Furthermore, it is a given that Ugandan law is not the issue, i.e., has not been breached by Lively. The only possible basis is international law, which is basically treaty law, including any relevant UN agreements or “understandings,” and so falls under the precedent of Reid v Covert and similar such cases, which have uniformly recognized positive, fundamental constitutional rights as superior to and unaffected by treaty.
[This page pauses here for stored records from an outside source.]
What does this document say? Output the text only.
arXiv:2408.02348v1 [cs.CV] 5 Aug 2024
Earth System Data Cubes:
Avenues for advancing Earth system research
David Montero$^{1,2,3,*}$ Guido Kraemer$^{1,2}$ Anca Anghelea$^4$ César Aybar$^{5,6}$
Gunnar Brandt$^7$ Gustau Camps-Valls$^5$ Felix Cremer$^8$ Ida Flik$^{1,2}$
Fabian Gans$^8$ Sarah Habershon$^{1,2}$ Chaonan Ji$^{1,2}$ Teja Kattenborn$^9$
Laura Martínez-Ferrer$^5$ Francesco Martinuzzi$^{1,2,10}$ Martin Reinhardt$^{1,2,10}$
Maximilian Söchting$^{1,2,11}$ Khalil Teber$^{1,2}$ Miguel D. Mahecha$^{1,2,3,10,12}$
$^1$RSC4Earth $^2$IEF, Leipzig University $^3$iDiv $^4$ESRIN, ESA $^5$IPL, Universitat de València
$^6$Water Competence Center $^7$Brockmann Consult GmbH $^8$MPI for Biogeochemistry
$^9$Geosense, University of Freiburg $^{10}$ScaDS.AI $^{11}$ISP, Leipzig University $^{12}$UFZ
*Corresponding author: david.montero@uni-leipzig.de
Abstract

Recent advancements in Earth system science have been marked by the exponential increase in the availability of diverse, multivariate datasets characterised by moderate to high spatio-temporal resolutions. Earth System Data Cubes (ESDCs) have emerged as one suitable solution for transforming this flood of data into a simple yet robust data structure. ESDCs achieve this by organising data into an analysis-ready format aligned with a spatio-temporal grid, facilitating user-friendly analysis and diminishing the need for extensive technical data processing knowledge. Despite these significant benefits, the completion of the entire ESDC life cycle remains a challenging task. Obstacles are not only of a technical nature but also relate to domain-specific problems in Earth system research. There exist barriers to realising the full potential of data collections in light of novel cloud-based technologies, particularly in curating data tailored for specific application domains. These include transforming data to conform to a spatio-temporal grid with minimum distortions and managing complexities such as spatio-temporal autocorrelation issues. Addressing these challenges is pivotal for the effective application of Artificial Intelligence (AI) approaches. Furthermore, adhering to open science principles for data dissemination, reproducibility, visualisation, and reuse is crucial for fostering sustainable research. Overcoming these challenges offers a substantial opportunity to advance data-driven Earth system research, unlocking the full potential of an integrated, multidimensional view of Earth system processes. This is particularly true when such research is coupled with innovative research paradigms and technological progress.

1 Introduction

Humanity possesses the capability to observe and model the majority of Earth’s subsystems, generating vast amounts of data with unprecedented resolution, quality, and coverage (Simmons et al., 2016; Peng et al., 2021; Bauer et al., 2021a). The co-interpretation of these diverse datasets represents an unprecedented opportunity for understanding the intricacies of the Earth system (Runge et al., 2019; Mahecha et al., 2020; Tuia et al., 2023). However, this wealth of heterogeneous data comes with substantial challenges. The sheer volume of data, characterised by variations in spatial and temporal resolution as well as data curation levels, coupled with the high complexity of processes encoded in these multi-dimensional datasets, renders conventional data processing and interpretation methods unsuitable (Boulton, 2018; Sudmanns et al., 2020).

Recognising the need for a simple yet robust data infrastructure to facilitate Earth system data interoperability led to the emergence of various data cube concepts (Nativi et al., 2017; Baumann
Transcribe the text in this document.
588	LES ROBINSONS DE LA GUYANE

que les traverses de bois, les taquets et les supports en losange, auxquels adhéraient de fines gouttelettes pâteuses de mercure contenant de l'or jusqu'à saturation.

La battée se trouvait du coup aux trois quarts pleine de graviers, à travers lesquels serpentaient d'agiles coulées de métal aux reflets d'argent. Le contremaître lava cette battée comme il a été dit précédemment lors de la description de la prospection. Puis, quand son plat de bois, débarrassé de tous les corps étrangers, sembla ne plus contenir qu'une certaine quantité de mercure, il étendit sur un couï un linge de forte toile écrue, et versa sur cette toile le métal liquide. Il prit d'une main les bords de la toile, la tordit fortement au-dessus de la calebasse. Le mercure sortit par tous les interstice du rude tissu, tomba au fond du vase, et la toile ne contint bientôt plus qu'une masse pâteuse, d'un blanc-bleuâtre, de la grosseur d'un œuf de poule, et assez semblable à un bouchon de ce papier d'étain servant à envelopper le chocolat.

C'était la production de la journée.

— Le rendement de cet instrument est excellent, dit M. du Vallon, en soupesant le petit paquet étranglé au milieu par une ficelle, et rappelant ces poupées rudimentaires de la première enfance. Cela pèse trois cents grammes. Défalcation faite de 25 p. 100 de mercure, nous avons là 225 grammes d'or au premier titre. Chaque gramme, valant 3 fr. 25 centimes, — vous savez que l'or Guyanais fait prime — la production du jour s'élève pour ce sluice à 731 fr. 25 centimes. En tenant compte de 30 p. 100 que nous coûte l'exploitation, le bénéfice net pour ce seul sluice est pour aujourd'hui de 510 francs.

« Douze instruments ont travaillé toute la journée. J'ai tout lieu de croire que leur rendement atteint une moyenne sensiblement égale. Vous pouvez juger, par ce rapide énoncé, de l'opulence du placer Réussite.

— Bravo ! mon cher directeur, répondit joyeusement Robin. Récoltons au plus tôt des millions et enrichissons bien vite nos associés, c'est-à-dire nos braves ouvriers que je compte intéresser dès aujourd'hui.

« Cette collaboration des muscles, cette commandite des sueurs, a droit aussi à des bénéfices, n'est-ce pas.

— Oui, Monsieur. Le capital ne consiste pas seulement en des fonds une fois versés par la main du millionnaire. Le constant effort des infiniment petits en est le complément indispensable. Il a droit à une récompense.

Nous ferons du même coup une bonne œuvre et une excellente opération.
So you cant keep free speech out of it. Tort law requires there to be a duty, a breach of that duty, and a causal, legally proximate relationship between that breach of duty and some real harm in consequence. For Americans under the First Amendment, there is no duty to hide ones viewpoint due to hypothetical harms that may or may not result. Falsely shouting fire in a theatre is not expression of a viewpoint, but a reckless or perhaps malicious misrepresentation of physical facts. Stating that a government should discourage social and legal accommodation with homosexuality, on whatever grounds, is viewpoint expression, and that is protected, and could never be reasonably considered a breach of duty under tort.
Looks like an another attempt to extend the notion of vicarious liability. The allusion to RICO by this judge is interesting. Sure, that law was used to bring down the Italian Mob, so people think it’s a good thing and necessary tool for law enforcement. There have been unintended consequences that have had huge detriment to liberty, and more only now manifesting.
Day by day, the metaphors of the slippery slope and the camel’s nose become more obviously true.
You are wrong. The 1st Amendment is a restriction on Congress.
The crowded theater
scenario was part of a USSC ruling regarding the first amendment basically saying that the it doesn't absolutely constrain congress. This was in order to justify prosecution of anti-draft literature/fliers in WWI, which is exactly the sort of political speech the founding fathers had in mind. — Basically this ruling is the same thing that Wickard was: refusal to smack down an overreaching Congress.